Nick Mehta (19:43): Yeah. In the old world, we could divide the world into pre-sales and post-sales, and you could say something's a lead and then an opportunity and then it's adopting, it's renewing and expanding. In the new world, that's all so blurry together. The customer's thought process on renewing starts before they buy. It's this continuous thing. think it's harder because things are a lot blurrier in this SaaS world than they were in the old world. Obviously I think about customer success a lot, maybe a little too much given what I do. I think there's just a maturity curve for thinking about what customer success is. In the very tactical days when you're reactive, customer success is literally customers not being mad at you, right?

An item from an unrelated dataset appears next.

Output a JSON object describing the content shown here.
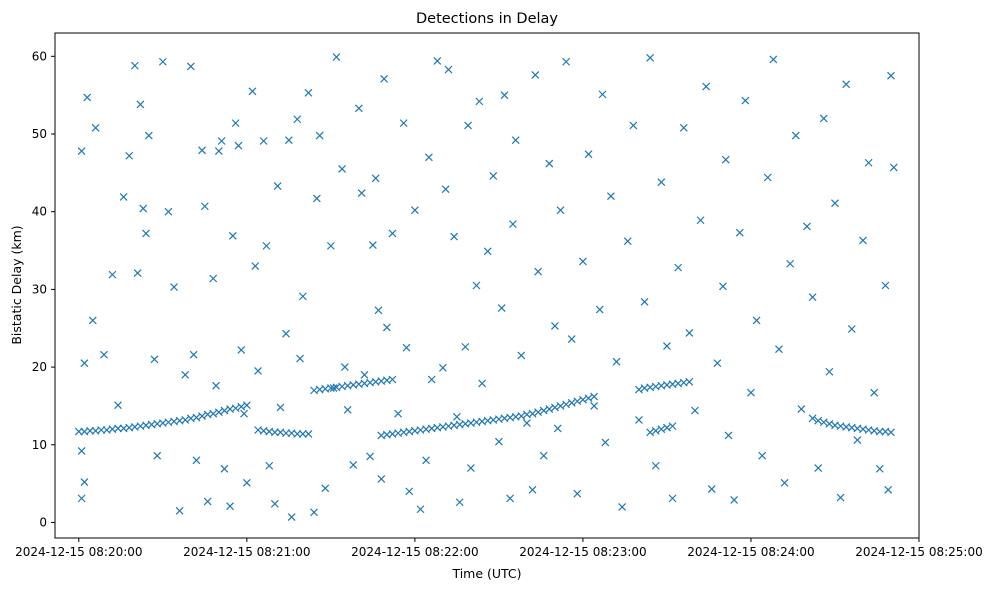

Nick Mehta (20:29): It's like, "I just don't want them to be mad." And then eventually you're like, "I want them to be actually happy, not just not mad," right? That's a little bit better. And then SaaS companies started saying, "Well, I want them to actually use my products." Novel idea. But then what Manny said is true. It's not just using our products, it's getting mature at the usage. It's seeing the value. It's getting sticky. It's adopting new use cases. When you evolve as a company and a customer success team from the defensive, which is avoiding the problems, making sure they're not unhappy, avoiding churn, to the offense, which is, "I'm going to make them more mature. I'm going to make them more sticky. I'm going to have them see a value," that's when you go from customer success driving renewal to customer success accelerating expansion. That's how you have a high net retention rate
Karen Peacock (21:15): I love that. I always think about, "How can I delight customers?" One of the things that I think about most every day is like, "How can we deliver more and more value to our customers so that our customers love every minute of getting to work with us, and we really, really delight them?" To me, the deep customer relationships that you both described is what drives both strong relationships from a customer perspective and also a strong business and things like strong expansion and retention over time. So thank you both really very much. This was a terrific conversation. Lots of great ideas, great stories. Nick, Manny, hope you have a great day. Really great to hang out.
Nick Mehta (21:55): Thank you so much.
Manny Medina (21:57): Thank you, Karen. Thank you, Nick.